Il consenso si guadagna con i programmi e con le promesse, ma quando queste non vengono mantenute subentra la delusione, che trasforma un leader osannato in un presidente odiato anche da coloro che lo avevano votato. Tuttavia mantenere le promesse, per Trump, non è solo questione di non deludere le aspettative: per lui equivale a ripristinare parte della deterrenza americana, svanita durante la presidenza Obama.
Proprio per tale ragione, nelle prime due settimane di mandato il neo-presidente ha emesso una serie di ordini esecutivi che mantengono in tutto e per tutto le promesse fatte in campagna elettorale: decreti che parlano all’America, ma ancor di più parlano al mondo degli amici e dei nemici. Trump manterrà le promesse, facendo rispettare le linee rosse già tracciate in questi giorni convulsi della sua nuova amministrazione. Proprio così, l’amministrazione Trump ha già imposto due linee rosse: una nei confronti della Cina e l’altra nei confronti dell’Iran.
Per quanto riguarda la Cina, il Segretario di Stato Rex Tillerson ha affermato dinanzi al Senato Americano che gli Stati Uniti non permetteranno a Pechino di utilizzare liberamente le isole artificiali che ha costruito nel Mar Cinese Meridionale. L’Iran, ritenuto responsabile di perseguire un programma missilistico funzionale al trasporto di armi atomiche, è inoltre considerato da Trump come il principale fautore dell’instabilità in Yemen, Sudan e nel vicino Iraq. In questo caso è stato direttamente il presidente americano a definire l’Iran come una minaccia, mentre il consigliere per la Sicurezza Nazionale, il Gen. Flynn ha messo la potenza sciita “On Notice”, quasi si trattasse dell’ultimo avviso prima di una ritorsione militare diretta americana contro Teheran.
Ecco come le promesse mantenute di Trump tramite gli ordini esecutivi servono a ristabilire la deterrenza americana sul piano internazionale. Esse fanno capire agli avversari e ai nemici dell’America che la Casa Bianca non minaccerà invano reazioni americane e che, se le linee rosse del presidente saranno oltrepassate, le forze armate americane agiranno per difendere gli interessi di Washington nel mondo.
Questa è la semplice strategia di Trump. Tuttavia, a nostro avviso, è una strategia che sarà efficace solo in parte, o perlomeno lo sarà quando il presidente dimostrerà almeno una volta di pensare e agire con le forze armate nella stessa maniera con la quale pensa e agisce in politica interna. E’ per questo motivo che osserviamo un’accelerazione degli “avvertimenti” nei confronti dell’Iran.

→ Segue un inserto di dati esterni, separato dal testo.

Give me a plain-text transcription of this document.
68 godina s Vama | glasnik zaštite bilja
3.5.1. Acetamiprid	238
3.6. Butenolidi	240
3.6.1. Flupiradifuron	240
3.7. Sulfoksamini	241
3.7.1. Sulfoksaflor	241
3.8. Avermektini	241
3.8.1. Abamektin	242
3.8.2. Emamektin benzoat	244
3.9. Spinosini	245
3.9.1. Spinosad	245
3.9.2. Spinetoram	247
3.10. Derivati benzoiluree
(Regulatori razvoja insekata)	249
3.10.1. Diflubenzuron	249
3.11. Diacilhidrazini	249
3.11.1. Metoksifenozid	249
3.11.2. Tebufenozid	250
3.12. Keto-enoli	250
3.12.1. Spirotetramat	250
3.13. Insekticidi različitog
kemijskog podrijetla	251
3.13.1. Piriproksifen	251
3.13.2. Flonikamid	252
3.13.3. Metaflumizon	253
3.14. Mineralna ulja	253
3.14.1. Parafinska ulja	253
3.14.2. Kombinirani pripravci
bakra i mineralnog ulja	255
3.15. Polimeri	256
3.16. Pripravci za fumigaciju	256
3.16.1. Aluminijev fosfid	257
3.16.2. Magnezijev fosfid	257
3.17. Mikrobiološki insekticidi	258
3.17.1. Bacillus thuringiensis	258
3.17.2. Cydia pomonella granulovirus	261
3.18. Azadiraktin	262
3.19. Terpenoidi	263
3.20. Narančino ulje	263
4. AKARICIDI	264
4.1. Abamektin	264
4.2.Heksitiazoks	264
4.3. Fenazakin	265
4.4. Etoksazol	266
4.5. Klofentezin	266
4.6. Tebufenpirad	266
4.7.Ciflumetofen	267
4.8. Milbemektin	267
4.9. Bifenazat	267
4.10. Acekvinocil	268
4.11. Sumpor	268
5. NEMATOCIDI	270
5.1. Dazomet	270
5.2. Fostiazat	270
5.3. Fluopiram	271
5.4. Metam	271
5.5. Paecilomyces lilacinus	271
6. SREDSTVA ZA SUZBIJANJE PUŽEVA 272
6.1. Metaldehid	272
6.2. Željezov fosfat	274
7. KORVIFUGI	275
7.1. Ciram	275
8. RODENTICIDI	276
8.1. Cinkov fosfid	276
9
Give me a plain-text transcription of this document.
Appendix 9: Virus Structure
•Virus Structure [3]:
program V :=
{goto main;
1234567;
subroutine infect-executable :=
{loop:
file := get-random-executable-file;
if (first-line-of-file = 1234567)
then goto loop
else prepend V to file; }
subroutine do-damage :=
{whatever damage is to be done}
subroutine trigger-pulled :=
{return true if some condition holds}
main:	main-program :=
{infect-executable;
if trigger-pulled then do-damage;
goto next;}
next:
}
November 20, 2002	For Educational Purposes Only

Dal nostro punto di vista, per il Consiglio di Sicurezza Nazionale della Casa Bianca è preferibile affermare la capacità decisionale di Trump in un confronto militare con l’Iran, piuttosto che con la Cina o addirittura con la Russia. Ed è sempre per questo motivo che, dal prossimo 20 di febbraio, il rischio di un confronto militare tra Iran e Stati Uniti si potrà concretizzare effettivamente, una situazione mai raggiunta negli otto anni di presidenza Obama.
Non è infatti augurabile che sia la Cina la nazione che per prima dovrà verificare se il presidente americano farà seguire alle parole e alle minacce azioni concrete nello scacchiere militare.